1. Field of the Invention
This invention relates generally to ceramic materials, and more particularly to ceramic materials for insulators of spark plugs.
2. Description of the Prior Art
Spark plugs typically extend into the combustion chamber of an internal combustion engine and include a cylindrical metal shell having a firing end and a hook shaped ground electrode attached thereto. A cylindrical insulator is disposed partially within the metal shell and extends axially beyond the metal shell toward the firing end and also toward a terminal end. At the firing end, a cylindrical center electrode is disposed within the insulator and projects axially out of the insulator toward the ground electrode, wherein a spark gap is defined between the electrodes.

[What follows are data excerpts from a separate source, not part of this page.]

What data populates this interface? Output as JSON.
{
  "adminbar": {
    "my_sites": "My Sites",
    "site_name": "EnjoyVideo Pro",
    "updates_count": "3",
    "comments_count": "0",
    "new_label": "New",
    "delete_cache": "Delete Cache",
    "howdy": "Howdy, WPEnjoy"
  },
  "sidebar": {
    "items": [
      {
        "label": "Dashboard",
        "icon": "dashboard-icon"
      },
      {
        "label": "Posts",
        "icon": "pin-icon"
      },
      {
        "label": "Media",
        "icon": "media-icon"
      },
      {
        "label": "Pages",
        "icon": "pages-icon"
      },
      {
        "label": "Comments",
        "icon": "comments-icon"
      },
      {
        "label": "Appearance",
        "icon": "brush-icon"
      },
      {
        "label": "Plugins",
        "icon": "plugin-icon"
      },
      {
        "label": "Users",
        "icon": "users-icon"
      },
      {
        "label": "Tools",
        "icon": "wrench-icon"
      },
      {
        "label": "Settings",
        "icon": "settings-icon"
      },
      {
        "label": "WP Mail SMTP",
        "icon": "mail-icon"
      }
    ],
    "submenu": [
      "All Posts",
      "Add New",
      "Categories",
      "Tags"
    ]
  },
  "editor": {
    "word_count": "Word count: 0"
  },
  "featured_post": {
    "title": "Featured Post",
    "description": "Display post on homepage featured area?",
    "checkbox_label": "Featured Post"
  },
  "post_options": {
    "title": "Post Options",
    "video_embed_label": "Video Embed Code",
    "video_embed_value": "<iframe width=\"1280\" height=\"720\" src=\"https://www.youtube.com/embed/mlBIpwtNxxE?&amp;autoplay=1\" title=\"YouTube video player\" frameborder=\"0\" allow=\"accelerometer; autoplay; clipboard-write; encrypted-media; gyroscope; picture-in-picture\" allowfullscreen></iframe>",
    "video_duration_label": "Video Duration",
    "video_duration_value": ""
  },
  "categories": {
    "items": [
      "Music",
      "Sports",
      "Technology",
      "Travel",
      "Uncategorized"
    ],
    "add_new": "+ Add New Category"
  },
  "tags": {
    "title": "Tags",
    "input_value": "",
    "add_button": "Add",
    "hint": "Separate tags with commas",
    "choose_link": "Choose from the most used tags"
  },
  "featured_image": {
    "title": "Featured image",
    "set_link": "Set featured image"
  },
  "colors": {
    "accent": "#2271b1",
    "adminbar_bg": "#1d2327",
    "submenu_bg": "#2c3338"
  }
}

During operation, ignition voltage pulses are applied though the spark plug to the center electrode, thereby causing a spark to jump the spark gap between the center electrode and ground electrode. The spark ignites an air and fuel mixture within the combustion chamber to create high temperature combustion to power the engine. The ceramic insulator is used to isolate the high voltage at the electrodes, ensuring that the spark happens at the tip of the center electrode and not anywhere else on the spark plug. The insulator is subjected to harsh conditions at temperatures of up to about 1000° C., and therefore, is typically formed of a ceramic material to provide adequate thermal conductivity and dielectric strength.
However, as combustion engines become more complex, operating at high temperatures, and requiring higher voltages for the spark to jump the spark gap, the performance demands for ceramic insulators increase. In addition, manufacturers desire to increase the service lifetimes of spark plug insulators while keeping the size and cost of the spark plug insulator to a minimum.